Showing posts for tag "off-topic"

Optimizing for the Wrong Thing

Wed May 23 08:37:00 EDT 2012

Tags: off-topic

My apartment has a core logistical issue: it has two floors and the connection is a spiral staircase. This is generally fine for normal use, but it's a giant hassle when moving in or out: the building has to hire some guys to essentially dismantle the stairs to turn each step to one side so they can hoist large objects like bookshelves and beds up and down.

In order to make this mildly more practical, the building decided to replace one of the upstairs windows in each apartment with a model that makes it easier to move things in an out through it. Nothing to complain about there - a window's a window, and now was a pretty good time to make the switch, since our section of the building has been lightly populated but is picking up now.

The actual installation was problematic in the way you'd expect that kind of thing to be: longer than the estimated hour, several trips, and the powerful aroma of new drywall and paint for several days. I had to call the front desk a couple times to get them to "remind" the maintenance guy that he was supposed to stop by several times but kept forgetting. Still, that's within the expected range.

The problematic part of this window is that, while it is indeed better at the specific task of moving furniture in and out, it's at the significant expense of daily window use. I had assumed that the new window would be basically the same as the old one, but made to be easy to remove when needed. That, however, is not the case. Replacing the two-pane window we used to have, the new one is a single giant pane with bars glued to it, I guess to make it look like the others. It can't be opened from the bottom like the school-style window we used to have or slid up like normal human windows, but instead there's a large handle on the left: turn it 90° and you can swing the entire window inwards, which is what you'd do when moving; give it another quarter turn and you can kind of lean it inwards from the top about three inches to let some fresh air in. Note that this means that it's mildly easier to move the entire window than it is to open it just a bit.
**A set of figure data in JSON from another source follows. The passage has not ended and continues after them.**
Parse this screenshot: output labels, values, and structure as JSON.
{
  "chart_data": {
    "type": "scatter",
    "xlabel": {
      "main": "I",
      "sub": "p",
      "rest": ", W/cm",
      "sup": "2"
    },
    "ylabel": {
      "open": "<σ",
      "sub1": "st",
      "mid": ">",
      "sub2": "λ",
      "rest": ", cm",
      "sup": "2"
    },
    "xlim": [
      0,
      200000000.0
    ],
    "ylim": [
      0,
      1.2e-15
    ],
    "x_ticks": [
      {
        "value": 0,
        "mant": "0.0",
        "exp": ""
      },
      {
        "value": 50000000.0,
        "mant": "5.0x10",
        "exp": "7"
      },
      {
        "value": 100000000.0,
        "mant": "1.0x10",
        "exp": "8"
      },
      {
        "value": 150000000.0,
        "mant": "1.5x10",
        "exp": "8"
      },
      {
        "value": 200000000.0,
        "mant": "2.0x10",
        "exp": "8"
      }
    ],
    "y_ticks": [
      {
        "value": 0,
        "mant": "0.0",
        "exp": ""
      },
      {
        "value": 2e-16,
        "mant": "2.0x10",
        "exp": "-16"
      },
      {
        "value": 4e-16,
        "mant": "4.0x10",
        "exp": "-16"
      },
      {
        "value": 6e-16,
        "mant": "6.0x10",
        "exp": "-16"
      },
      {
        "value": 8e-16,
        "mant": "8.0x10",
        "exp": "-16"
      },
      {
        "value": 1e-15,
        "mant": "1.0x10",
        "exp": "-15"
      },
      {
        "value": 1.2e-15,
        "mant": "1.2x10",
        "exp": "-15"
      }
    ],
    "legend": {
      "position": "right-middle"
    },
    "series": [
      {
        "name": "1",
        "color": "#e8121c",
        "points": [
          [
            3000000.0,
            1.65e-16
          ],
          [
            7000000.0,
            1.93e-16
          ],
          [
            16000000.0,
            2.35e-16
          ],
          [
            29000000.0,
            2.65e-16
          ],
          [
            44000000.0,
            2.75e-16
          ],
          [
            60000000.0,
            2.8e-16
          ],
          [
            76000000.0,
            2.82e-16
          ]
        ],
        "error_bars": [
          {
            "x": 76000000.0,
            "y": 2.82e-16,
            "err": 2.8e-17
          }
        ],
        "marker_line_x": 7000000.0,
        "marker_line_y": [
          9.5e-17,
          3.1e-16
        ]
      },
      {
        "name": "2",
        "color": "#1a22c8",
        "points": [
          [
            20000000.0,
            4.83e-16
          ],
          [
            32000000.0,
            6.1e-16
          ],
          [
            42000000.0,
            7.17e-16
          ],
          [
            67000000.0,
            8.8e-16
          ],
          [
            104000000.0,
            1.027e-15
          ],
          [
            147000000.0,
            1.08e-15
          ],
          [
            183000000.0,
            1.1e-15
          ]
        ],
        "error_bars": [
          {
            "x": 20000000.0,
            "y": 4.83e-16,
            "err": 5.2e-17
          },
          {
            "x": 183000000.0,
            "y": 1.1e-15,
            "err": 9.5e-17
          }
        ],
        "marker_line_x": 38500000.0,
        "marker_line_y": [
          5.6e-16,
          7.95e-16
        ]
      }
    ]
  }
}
Additionally, they added a "lock" to the window, presumably for policy or regulatory reasons, to make it so that we can't easily swing open the whole thing. I say "lock" because that's how the building guy described it to me. A more accurate description would be "a metal stick screwed into the window frame". It's literally a bar of metal placed a couple inches from the window, so the window will smack into it like it's a doorstop. It's also colored a dark green, which would have matched the color of the old window frame; the new frame, however, is white. Fortunately, it appears easy to remove, so I may do that.

To accommodate the inward-swinging top and this "lock", the maintenance guy had to move the windowblinds several inches, so that they're now placed right in the middle of the previously-deep frame. We used to have a couple plants and a bed for the cats up there; I guess we still could, but then we'd have to choose between never quite lowering the blinds all the way, bonking the cat on the head when lowering them, or manually angling them back behind the obstacles every time.

And the kicker: there's no screen, so we can't actually open the window unless we want a bunch of bugs in here anyway.

So yes, this new window is indeed good at the task of moving furniture in and out through it. Fantastically good, in fact! Unfortunately, that's something that happens only twice per tenant, and in theory tenants should not be coming and going particularly frequently. Certainly, less frequently than they might do things like, say, let some fresh air in, raise or lower blinds, and place things on the windowsill... tasks that are all significantly worse now.

Overall, I feel like my computer room's window was mugged.